As for greengrocers, there is still growth in local market stalls and whilst it is not quite the high street, the consumer is clearly seeking something that supermarkets don’t offer. The best example I know of a fruit & veg market stall is at La Boqueria in Barcelona, where standards are consistent and added value is a way of life. It was interesting to hear that Charles Wilson of cash & carry retailer Booker announced at the Guildhall this week the rollout of their dedicated greengrocers in 30 stores which is great, especially as I was involved in the training programme for this. Booker is doing exceptionally well, so we should be taking note if that is where they are investing their money.

Great La Boqueria

Perfect VM every time

Fun with fresh juices

Prepared fruit La Boqueria way complete with fork

There are plenty of examples of great butchers, fishmongers and bakers too:

The butchery at Darts Farm, Devon

Eataly, Turin

Despite that, most are struggling to remain in the high street and the problem is clear to see.

Maybe the solution will be inspired by that recent TV series: The Fabulous Baker Brothers. I am still catching up since my return home, but it was eminently sensible to put these two skills together and I can only hope that these brothers and their adjacent outlets in Chipping Sodbury are flourishing. The show and the book were great.
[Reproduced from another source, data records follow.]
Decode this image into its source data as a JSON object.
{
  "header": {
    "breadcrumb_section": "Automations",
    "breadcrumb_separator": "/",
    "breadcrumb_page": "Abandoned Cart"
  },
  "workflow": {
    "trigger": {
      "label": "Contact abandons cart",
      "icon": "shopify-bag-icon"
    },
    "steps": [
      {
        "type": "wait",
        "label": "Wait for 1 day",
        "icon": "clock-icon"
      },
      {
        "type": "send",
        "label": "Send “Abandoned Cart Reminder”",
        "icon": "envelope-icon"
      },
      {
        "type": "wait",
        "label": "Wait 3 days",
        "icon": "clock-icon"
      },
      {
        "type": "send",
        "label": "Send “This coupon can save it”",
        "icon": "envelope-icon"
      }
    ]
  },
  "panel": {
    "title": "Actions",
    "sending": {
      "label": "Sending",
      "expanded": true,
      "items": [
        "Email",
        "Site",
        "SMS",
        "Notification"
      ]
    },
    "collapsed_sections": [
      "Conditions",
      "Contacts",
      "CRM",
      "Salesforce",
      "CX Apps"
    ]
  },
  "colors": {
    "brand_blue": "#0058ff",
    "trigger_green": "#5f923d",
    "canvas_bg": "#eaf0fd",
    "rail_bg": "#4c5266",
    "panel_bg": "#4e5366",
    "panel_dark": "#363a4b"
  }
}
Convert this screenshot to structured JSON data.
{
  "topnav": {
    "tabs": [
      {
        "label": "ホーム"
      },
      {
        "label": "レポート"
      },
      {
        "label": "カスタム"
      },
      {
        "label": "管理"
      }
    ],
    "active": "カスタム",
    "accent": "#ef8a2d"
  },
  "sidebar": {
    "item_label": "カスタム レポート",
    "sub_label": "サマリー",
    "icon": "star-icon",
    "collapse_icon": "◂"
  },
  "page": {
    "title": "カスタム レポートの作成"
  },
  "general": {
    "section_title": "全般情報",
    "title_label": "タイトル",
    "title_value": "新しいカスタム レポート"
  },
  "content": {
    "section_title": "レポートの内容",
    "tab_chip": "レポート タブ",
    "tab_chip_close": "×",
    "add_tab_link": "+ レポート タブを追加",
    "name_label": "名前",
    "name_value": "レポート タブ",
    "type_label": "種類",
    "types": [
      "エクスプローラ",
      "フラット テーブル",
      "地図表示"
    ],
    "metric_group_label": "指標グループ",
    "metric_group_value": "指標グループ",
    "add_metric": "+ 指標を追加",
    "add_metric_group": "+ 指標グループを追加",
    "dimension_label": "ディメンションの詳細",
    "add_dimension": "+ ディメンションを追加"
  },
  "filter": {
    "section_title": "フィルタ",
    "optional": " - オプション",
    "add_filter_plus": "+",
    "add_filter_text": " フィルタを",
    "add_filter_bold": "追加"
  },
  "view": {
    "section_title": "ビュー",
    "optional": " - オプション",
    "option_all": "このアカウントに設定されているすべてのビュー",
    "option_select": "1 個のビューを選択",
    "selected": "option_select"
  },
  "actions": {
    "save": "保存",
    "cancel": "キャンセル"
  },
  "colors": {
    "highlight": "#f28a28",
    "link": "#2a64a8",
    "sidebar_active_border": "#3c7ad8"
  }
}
So why not combine outlets on our high streets by buddying up? The Butcher & The Baker? The Baker & The Cheesemonger? The Fishmonger & The Greengrocer? It would double the personalised customer experience and halve the overheads for the retailer. Maybe this is the next generation of prepared food too, where we get the perfect burger pattie on sale adjacent to the ideal burger bun; the best raclette cheese with sourdough bread for the perfect cheese sandwich; fish & samphire; scallops & cauliflower. The list is endless. I am also seeing condiments, recipes, crockery…the works. You saw it here first!